Now I don't blame Patterson for saying it was Vanity was in Purple Rain instead of Apollonia, that's an easy mistake, especially for someone who admittedly had only a passing knowledge of Prince. He was a bit after the man's time, and Patterson does know his stuff when it comes to older rock stars and their mysterious deaths - I bow to him in that area.
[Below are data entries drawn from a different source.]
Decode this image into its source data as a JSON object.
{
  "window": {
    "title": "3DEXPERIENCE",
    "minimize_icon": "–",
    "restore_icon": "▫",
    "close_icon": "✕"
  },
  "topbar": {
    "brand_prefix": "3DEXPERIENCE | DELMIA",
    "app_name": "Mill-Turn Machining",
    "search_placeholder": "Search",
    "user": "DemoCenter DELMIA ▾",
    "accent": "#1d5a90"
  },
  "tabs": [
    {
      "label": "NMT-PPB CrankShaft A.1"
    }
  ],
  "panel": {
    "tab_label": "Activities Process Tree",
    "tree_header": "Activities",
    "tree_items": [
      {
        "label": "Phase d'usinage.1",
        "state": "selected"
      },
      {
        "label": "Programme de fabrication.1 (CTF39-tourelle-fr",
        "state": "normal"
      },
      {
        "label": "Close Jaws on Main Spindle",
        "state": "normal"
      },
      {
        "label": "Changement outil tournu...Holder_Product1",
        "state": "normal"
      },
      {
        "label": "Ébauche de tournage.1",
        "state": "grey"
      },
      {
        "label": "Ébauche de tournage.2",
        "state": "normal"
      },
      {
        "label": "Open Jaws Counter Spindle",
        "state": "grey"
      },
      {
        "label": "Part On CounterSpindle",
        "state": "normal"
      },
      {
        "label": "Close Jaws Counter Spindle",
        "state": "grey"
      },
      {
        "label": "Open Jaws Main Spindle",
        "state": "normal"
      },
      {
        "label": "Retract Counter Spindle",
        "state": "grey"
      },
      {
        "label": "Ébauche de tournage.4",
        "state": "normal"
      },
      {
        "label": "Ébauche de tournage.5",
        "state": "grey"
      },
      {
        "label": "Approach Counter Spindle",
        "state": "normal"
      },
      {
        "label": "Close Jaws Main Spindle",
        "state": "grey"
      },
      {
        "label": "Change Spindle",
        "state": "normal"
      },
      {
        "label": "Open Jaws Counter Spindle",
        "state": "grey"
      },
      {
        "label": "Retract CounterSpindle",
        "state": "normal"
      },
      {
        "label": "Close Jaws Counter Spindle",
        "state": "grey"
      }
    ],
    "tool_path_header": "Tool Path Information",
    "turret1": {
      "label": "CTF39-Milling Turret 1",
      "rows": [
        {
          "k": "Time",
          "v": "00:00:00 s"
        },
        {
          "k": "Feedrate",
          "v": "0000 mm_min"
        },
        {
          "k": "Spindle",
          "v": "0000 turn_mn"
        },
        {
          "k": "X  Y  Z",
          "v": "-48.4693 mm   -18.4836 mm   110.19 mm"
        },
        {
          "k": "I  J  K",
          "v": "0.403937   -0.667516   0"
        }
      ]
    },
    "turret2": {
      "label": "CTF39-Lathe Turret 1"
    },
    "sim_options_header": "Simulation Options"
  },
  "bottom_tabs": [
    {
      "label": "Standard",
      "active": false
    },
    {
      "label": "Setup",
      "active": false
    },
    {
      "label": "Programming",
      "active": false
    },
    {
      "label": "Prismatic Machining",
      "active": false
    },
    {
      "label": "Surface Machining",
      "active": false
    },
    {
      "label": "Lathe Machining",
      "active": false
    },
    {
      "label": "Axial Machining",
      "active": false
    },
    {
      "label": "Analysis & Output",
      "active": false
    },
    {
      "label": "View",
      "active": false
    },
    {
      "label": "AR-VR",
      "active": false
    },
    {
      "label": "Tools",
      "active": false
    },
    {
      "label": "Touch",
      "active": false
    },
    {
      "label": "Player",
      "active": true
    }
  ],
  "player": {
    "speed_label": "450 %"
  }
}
It was George that infuriated. I can understand if he didn't do any show prep. Noory never does any show prep, no matter what he says. He comes in to interviews as empty-headed as he leaves, as if his mind was a sieve. Perhaps that's why details of Prince's life, that had to have been all over the news all freaking day, somehow eluded him. Yeah, he asked all the stupid questions that that seemingly unique person who had never heard of Prince would ask.

I was embarrassed for the guest, I was angry at Noory, and that's when it hit me, that's when the tears came. We've lost Prince, as surely as we've lost Coast to Coast AM, and David Bowie… Prince is gone. And when people stop talking, and when the radio and TV stop playing, he will still be gone. And, anger at a lousy dying radio show aside, I will still be mourning.